Have had lights on all day, went for a short walk.

Hope hand will heal soon.
It's getting better.

It's still cloudy and will be for the next week.

I'm going to contact the local news/weather folks and ask if this November/December has been cloudier than usual.
 
I'm going to contact the local news/weather folks and ask if this November/December has been cloudier than usual.

Yell at them for me while you are at it. I'm already sick of the snow and it is only December.
 
We were lucky to have a brighter-than-last-year November this year in Chicago. But now the ground and the sky are the same color--white-ish gray. Very hard to keep spirits high. So yell at the weather folk for me too, Khan!
 
Ever since the year (1967) when I rode a motorcycle through the winter I've never been "quite right in the head" about winter and cold weather. I have a passionate hatred of it, and hope to eventually be able to move someplace where I'll never see snow again. Family issues are the only reason to remain up north.
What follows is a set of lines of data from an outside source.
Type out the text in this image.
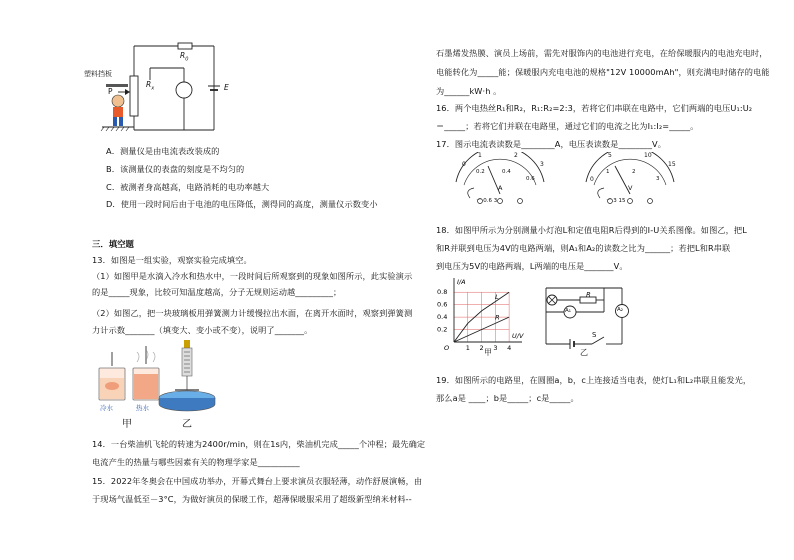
塑料挡板
$R_0$
$R_x$
P	E
A．测量仪是由电流表改装成的
B．该测量仪的表盘的刻度是不均匀的
C．被测者身高越高，电路消耗的电功率越大
D．使用一段时间后由于电池的电压降低，测得同的高度，测量仪示数变小
三．填空题
13．如图是一组实验，观察实验完成填空。
（1）如图甲是水滴入冷水和热水中，一段时间后所观察到的现象如图所示，此实验演示
的是_____现象，比较可知温度越高，分子无规则运动越_________；
（2）如图乙，把一块玻璃板用弹簧测力计缓慢拉出水面，在离开水面时，观察到弹簧测
力计示数_______（填变大、变小或不变），说明了_______。
冷水	热水
甲	乙
14．一台柴油机飞轮的转速为2400r/min，则在1s内，柴油机完成_____个冲程；最先确定
电流产生的热量与哪些因素有关的物理学家是__________
15．2022年冬奥会在中国成功举办，开幕式舞台上要求演员衣服轻薄，动作舒展演畅，由
于现场气温低至－3°C，为做好演员的保暖工作，超薄保暖服采用了超级新型纳米材料--
石墨烯发热膜、演员上场前，需先对服饰内的电池进行充电，在给保暖服内的电池充电时，
电能转化为_____能；保暖服内充电电池的规格"12V 10000mAh"，则充满电时储存的电能
为______kW·h 。
16．两个电热丝R₁和R₂，R₁:R₂=2:3，若将它们串联在电路中，它们两端的电压U₁:U₂
＝_____；若将它们并联在电路里，通过它们的电流之比为I₁:I₂=_____。
17．图示电流表读数是________A，电压表读数是________V。
0
1	2
3
0.2	0.4
0.6
A
－ 0.6 3
0
5	10
15
1	2
3
V
－ 3 15
18．如图甲所示为分别测量小灯泡L和定值电阻R后得到的I-U关系图像。如图乙，把L
和R并联到电压为4V的电路两端，则A₁和A₂的读数之比为______；若把L和R串联
到电压为5V的电路两端，L两端的电压是_______V。
1 2 3 4
0.2
0.4
0.6
0.8
O
I/A
U/V
L
R
甲
R
A₁	A₂
S
乙
19．如图所示的电路里，在圆圈a，b，c上连接适当电表，使灯L₁和L₂串联且能发光，
那么a是 ____；b是_____；c是_____。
In the winter I go outside to go to work and buy food, and that's about it.

So you're not the only one.
 
My dear cousin is married to a guy who is this skinny tough guy of about 70. He road his motorcycle from California to northern Minnesota just before Thanksgiving. It was 7 above zero when he got here.
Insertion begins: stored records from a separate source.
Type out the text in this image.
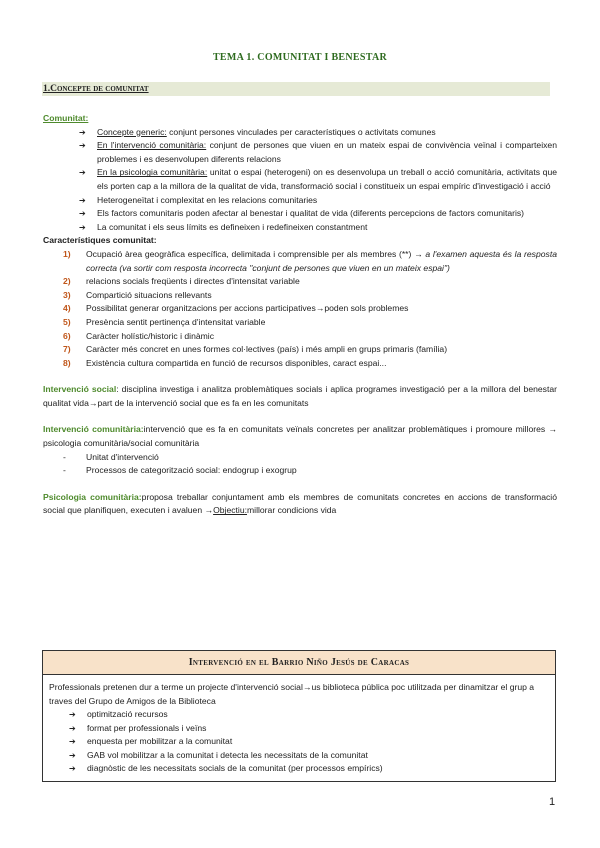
TEMA 1. COMUNITAT I BENESTAR
1.Concepte de comunitat
Comunitat:
➔ Concepte generic: conjunt persones vinculades per característiques o activitats comunes
➔ En l'intervenció comunitària: conjunt de persones que viuen en un mateix espai de convivència veïnal i comparteixen problemes i es desenvolupen diferents relacions
➔ En la psicologia comunitària: unitat o espai (heterogeni) on es desenvolupa un treball o acció comunitària, activitats que els porten cap a la millora de la qualitat de vida, transformació social i constitueix un espai empíric d'investigació i acció
➔ Heterogeneïtat i complexitat en les relacions comunitaries
➔ Els factors comunitaris poden afectar al benestar i qualitat de vida (diferents percepcions de factors comunitaris)
➔ La comunitat i els seus límits es defineixen i redefineixen constantment
Característiques comunitat:
1) Ocupació àrea geogràfica específica, delimitada i comprensible per als membres (**) → a l'examen aquesta és la resposta correcta (va sortir com resposta incorrecta "conjunt de persones que viuen en un mateix espai")
2) relacions socials freqüents i directes d'intensitat variable
3) Compartició situacions rellevants
4) Possibilitat generar organitzacions per accions participatives→poden sols problemes
5) Presència sentit pertinença d'intensitat variable
6) Caràcter holístic/historic i dinàmic
7) Caràcter més concret en unes formes col·lectives (país) i més ampli en grups primaris (família)
8) Existència cultura compartida en funció de recursos disponibles, caract espai...

Intervenció social: disciplina investiga i analitza problemàtiques socials i aplica programes investigació per a la millora del benestar qualitat vida→part de la intervenció social que es fa en les comunitats

Intervenció comunitària:intervenció que es fa en comunitats veïnals concretes per analitzar problemàtiques i promoure millores → psicologia comunitària/social comunitària

- Unitat d'intervenció
- Processos de categorització social: endogrup i exogrup

Psicologia comunitària:proposa treballar conjuntament amb els membres de comunitats concretes en accions de transformació social que planifiquen, executen i avaluen →Objectiu:millorar condicions vida

Intervenció en el Barrio Niño Jesús de Caracas

Professionals pretenen dur a terme un projecte d'intervenció social→us biblioteca pública poc utilitzada per dinamitzar el grup a traves del Grupo de Amigos de la Biblioteca

➔ optimització recursos
➔ format per professionals i veïns
➔ enquesta per mobilitzar a la comunitat
➔ GAB vol mobilitzar a la comunitat i detecta les necessitats de la comunitat
➔ diagnòstic de les necessitats socials de la comunitat (per processos empírics)
1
We had a big storm a week or so ago. He snowblowed his own driveway, he snowblowed the quarter mile driveway of someone who had run out of propane so the truck could get it, and he snow blowed the drive for my family farm. Took two days straight. Twenty five below zero.

**** me.
 
Freezy weather + light rain = ice. About 6 this morning we heard something go down - thought it was one of our garden sheds or maybe the neighbor's woodshed. Was wrong - it was their oak doing some self-pruning:

Glad that the whole tree didn't fall - our house is in the way - had a substantial amount of the tree's weight removed when we lived there but resisted all calls to take it down - it's about 4' through the base - figure it was here around Columbus time. Feel the same way still.